Justice of the Wisconsin Supreme Court
- In office August 1, 1977 – September 1, 1992
- Preceded by: Robert W. Hansen
- Succeeded by: Jon P. Wilcox

Wisconsin County Court Judge for Waukesha County, Branch 4
- In office August 1, 1961 – July 31, 1977
- Preceded by: Position Created
- Succeeded by: Patrick L. Snyder

Personal details
- Born: William Grant Callow April 9, 1921 Waukesha, Wisconsin, U.S.
- Died: March 6, 2018 (aged 96) Oconomowoc, Wisconsin, U.S.
- Spouse: Jean Zilavy ​(m. 1950⁠–⁠2018)​
- Children: Grant Christine (Vasquez) Katie (Wilkie)
- Education: University of Wisconsin–Madison (Ph.B.) University of Wisconsin Law School (JD)

Military service
- Allegiance: United States
- Branch/service: United States Marine Corps United States Air Force
- Years of service: 1943–1945 (Marine Corps) 1951–1952 (Air Force)
- Rank: 2nd Lieutenant
- Battles/wars: World War II Korean War

= William G. Callow =

American judge, former justice of the Wisconsin Supreme Court

William Grant Callow (April 9, 1921 - March 6, 2018) was an American jurist who served as a justice of the Wisconsin Supreme Court from 1977 to 1992.

== Life and career ==
Callow was born in Waukesha, Wisconsin and graduated from Waukesha High School. He received his bachelor's and law degrees from the University of Wisconsin Madison and is a veteran of both World War II and the Korean War, serving in the United States Marine Corps in the former and in the United States Air Force in the latter. Following his discharge from the Air Force, Callow served as Waukesha City Attorney from 1952 to 1960. From 1961 to 1977, Callow served as a judge of the Waukesha County Court, presiding over a felony trial calendar. As a county judge, Callow gained notoriety for innovations in restorative justice practices and for his general prohibition of plea bargaining. In 1977, Callow was elected to a seat on the Wisconsin Supreme Court vacated by Justice Robert W. Hansen, defeating Milwaukee County Circuit Court judge Robert Watson Landry. Callow is the only Wisconsin county judge elected directly to the Supreme Court; county courts, trial courts of limited jurisdiction, were merged with the circuit court system in 1978.
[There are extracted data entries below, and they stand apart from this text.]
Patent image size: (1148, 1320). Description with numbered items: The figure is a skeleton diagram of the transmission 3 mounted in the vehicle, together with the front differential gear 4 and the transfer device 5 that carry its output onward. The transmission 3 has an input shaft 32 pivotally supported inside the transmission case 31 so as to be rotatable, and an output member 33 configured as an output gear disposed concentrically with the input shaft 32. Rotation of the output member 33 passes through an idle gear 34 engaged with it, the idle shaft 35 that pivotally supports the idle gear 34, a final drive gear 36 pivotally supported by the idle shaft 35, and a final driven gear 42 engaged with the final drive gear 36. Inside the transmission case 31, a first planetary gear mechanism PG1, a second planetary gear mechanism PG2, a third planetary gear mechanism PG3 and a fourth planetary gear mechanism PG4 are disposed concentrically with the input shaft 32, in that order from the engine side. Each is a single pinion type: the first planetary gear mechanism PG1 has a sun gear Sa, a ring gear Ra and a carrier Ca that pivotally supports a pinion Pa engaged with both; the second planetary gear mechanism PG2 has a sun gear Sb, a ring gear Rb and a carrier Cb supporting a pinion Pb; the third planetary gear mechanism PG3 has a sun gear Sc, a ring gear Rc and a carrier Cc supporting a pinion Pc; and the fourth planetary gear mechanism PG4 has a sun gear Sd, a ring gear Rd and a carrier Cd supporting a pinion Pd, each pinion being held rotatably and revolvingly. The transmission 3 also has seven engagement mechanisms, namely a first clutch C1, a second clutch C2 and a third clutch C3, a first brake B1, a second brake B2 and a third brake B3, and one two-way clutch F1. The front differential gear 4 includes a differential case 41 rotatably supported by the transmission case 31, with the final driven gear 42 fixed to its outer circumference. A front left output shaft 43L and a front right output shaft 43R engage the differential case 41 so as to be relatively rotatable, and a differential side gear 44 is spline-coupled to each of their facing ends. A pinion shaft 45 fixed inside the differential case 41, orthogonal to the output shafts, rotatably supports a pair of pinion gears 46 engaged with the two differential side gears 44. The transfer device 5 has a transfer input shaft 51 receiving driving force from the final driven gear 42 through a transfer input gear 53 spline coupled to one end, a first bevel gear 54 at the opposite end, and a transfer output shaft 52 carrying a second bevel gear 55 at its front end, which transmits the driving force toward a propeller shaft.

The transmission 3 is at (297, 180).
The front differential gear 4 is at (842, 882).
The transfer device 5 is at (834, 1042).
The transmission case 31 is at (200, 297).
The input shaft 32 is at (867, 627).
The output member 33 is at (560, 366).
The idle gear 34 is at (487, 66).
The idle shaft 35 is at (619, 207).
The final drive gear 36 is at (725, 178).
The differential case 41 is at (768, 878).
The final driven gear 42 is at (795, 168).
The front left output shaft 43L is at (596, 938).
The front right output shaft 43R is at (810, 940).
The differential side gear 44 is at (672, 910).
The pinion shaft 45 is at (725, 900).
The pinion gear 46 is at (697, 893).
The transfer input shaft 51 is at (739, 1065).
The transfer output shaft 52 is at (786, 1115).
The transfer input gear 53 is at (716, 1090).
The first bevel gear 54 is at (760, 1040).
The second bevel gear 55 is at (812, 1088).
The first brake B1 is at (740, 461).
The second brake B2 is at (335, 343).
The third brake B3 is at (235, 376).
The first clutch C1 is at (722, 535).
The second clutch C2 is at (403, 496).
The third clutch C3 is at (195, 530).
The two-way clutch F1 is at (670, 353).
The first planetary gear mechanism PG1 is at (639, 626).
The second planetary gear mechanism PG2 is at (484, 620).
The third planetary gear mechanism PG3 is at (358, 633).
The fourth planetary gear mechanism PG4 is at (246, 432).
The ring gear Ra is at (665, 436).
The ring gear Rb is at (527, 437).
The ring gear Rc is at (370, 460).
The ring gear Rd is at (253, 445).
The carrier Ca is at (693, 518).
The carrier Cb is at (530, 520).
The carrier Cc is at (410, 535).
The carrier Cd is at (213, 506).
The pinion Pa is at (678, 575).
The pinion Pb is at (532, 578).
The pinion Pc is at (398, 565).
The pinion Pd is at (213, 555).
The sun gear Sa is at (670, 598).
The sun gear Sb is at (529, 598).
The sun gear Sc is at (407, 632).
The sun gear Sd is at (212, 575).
Callow's judicial philosophy on the Supreme Court was categorized as both moderate and conservative. He served on the court until 1992, when he retired, citing a desire to "take time to smell the roses." Following his retirement, Callow has served as a reserve circuit court judge, as an arbitrator for the Wisconsin Employee Relations Commission, and as a mediator. Callow died, on March 6, 2018, in Oconomowoc, Wisconsin at AngelsGrace Hospice.